Alis Igar terangkat, "Owh ya,"

"Iya, oon nya kebangetan. Dia sama Radit jarak umurnya 13 tahun mas, masa bayangin aja,"

"Umur kamu berapa?,"

"Jalan 21 tahun mas,"

"Sama dong, mas sama suami temen kamu itu seumuran,"

"Hah,"

"Muda mas, setahun,"

"Terus,"

"Perbedaan umur nggak jadi penghalang buat menjalin hubungan kan,"

"Iya,"

"Terus apa masalahnya," ucap Igar, ia meraih tangan Tita dan menyimpan di bahunya.

"Nggak ada,"

Rasa laparnya hilang sudah berganti gairah, ia merapakan tubuhnya dan mengangkat tubuh Tita, membawanya ketempat tidur. Ia mengecup leher Tita secara perlahan, tidak ada perlawanan sedikitpun pada wanitanya. Igar membelai rambut Tita dan menyimpannya kesamping agar ia bisa mengecup punggung secara perlahan. Igar merengkuh tubuh Tita dari belakang, dan mecium secara perlahan dengan terbuka. Ia menjilati leher itu dari atas hingga kebawah. Ia mengigit dan menghisap, hingga ia menjelajahi seluruhnya.
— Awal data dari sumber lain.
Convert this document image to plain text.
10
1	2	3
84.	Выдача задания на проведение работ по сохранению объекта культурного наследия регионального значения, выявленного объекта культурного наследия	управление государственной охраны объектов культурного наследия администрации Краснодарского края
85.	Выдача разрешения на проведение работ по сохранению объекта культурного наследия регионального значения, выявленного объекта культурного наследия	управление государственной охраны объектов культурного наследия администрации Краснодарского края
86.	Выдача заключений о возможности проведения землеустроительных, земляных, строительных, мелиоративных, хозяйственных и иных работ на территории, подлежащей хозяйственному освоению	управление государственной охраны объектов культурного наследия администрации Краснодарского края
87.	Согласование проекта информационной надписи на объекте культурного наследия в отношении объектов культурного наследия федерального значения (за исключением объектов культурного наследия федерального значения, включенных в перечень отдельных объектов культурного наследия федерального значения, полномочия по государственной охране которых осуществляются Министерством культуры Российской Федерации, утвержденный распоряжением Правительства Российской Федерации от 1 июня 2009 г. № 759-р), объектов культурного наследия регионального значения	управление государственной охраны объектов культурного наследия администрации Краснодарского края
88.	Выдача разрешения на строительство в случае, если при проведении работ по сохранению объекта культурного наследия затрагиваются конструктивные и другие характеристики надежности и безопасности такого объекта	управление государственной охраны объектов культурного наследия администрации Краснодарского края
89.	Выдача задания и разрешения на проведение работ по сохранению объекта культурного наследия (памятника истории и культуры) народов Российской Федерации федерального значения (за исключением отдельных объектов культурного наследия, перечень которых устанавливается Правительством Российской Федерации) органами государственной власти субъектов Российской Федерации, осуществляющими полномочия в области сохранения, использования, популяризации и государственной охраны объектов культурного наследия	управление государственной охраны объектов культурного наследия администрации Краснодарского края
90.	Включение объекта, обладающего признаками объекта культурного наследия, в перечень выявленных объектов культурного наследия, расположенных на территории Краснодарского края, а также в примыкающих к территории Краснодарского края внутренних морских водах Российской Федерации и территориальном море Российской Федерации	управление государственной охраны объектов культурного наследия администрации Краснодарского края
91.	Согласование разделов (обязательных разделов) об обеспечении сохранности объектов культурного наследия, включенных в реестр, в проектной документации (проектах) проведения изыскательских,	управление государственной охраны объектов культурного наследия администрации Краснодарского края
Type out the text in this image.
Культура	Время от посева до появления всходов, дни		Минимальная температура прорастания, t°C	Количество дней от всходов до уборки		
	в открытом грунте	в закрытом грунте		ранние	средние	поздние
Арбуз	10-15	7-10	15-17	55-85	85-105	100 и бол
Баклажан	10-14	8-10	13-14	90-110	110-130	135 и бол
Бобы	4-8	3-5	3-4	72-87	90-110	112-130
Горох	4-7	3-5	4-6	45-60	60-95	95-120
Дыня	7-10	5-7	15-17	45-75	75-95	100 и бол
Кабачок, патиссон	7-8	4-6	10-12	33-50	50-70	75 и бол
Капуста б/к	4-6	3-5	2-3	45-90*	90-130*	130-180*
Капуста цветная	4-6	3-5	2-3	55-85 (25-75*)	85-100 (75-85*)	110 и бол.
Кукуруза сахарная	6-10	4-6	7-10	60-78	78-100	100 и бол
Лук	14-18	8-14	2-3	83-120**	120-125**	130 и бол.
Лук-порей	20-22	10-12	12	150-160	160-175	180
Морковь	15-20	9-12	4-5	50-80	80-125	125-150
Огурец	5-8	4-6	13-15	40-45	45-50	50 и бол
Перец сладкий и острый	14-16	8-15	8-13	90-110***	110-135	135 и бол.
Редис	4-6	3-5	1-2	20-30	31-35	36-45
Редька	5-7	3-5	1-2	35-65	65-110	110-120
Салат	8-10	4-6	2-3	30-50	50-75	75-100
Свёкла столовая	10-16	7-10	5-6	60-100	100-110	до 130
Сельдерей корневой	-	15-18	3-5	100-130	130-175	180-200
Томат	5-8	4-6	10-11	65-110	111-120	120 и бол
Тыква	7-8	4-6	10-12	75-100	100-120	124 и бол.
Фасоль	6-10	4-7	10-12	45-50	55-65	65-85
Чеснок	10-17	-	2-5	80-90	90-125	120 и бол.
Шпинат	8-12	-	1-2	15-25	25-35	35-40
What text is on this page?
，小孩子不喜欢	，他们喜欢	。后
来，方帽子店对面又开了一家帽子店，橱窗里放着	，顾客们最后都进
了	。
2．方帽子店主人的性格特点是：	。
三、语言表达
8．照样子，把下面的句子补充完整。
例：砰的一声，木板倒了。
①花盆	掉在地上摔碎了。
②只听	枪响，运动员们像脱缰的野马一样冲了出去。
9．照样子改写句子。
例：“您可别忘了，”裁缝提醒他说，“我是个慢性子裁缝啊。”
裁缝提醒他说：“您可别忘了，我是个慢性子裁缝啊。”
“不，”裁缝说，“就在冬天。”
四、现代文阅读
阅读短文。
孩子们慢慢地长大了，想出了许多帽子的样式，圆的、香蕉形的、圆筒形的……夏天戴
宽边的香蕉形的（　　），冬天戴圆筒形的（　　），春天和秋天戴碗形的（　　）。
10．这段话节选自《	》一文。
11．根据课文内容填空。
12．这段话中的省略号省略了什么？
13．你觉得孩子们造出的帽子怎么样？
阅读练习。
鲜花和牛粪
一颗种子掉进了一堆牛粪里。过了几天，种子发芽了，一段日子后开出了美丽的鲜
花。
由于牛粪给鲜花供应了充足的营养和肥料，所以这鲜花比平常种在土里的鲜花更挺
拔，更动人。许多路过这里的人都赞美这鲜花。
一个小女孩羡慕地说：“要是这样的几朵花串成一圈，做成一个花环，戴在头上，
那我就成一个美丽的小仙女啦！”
Tita merasakan sensasi yang luar biasa, ia memejamkan mata, "Mas,"

"Hemmm,"

Tangan Igar sudah menelusup dibalik baju kaosnya. Tita menggigit bibir bawah, ia membiarkan Igar menyentuhnya.

"Tita lapar,"

Igar menghentikan aktifitasnya dan lalu merutuki kebodohanya. Niat awalnya ia memang ingin makan siang bersama, bukan berbuat mesum seperti ini, tapi lihatlah ia melakukannya.

"Yaudah makan dulu," Igar merapikan rambut Tita yang berantakan dan membenarkan baju kaos Tita yang sudah setengah terangkat.

"Iya,"

Igar merapikan kemejanya, ia melangkah mendekati sofa diikuti oleh Tita dibelakang. "Kamu makan yang banyak," Igar memberikan dua potong ayam kepada Tita.

"Ya nggak banyak kayak gini juga mas, satu aja,"

"Tadi katanya laper,"

"Ya emang laper, tapi Tita makannya dikit," Tita mencubit ayam itu dan mencoletnya di saus sambal.

"Nanti kamu mau kemana?,"

"Ke rumah Linggar, mau ngevlog, udah janjian juga,"

"Jam berapa pulangnya?," Tanya Igar lagi, ia makan ayam goreng berbalut tepung itu.

"Sore mas,"

"Nanti mas jemput ya,"

"Iya mas,"

"Mas pulang kerja langsung jemput kamu,"

Tita mengangguk dan lalu tersenyum. Jujur Igar adalah pria dewasa yang selalu bertindak cepat. Dia tahu apa yang wanita inginkan. Cara dia menatap, memanjakan, memeluk, dia tahu titik lemah wanita. Ah ya, ia sudah hampir saja menyerahkan semua yang ia miliki kepada pria ini. Tidak ada kata menyesal jika melakukannya nanti.


***


"Aku mau ke Jakarta sama Caca," ucap wanita dibalik speaker.

"Dalam rangka apa?," Tanya Arnold mencoba menyelidiki, ia merapikan dasi miliknya. Memeriksa laporan harian dan pengeluaran.

"Aku ada kerjaan sih disana, sekalian aja bawa Caca buat ketemu kamu, aku titip Caca ya,"

"Caca lebih baik tinggal sama aku aja, kalau kamu sibuk kerja,"

"Ya nggak bisa, Caca belum dewasa. Nanti jika dia sudah mengerti dan memutuskan tinggal sama aku atau kamu. Kamu boleh membawanya,"

"Oke,"

"Kapan kamu mau ke Jakarta?," Arnold menyandarkan punggungnya di kursi.

"Besok sore,"

"Nanti aku suruh driver jemput kamu di bandara,"

"Iya, terima kasih,"

Arnold mematikan sambungan telfonnya dan ia kembali menekuri pekerjaanya.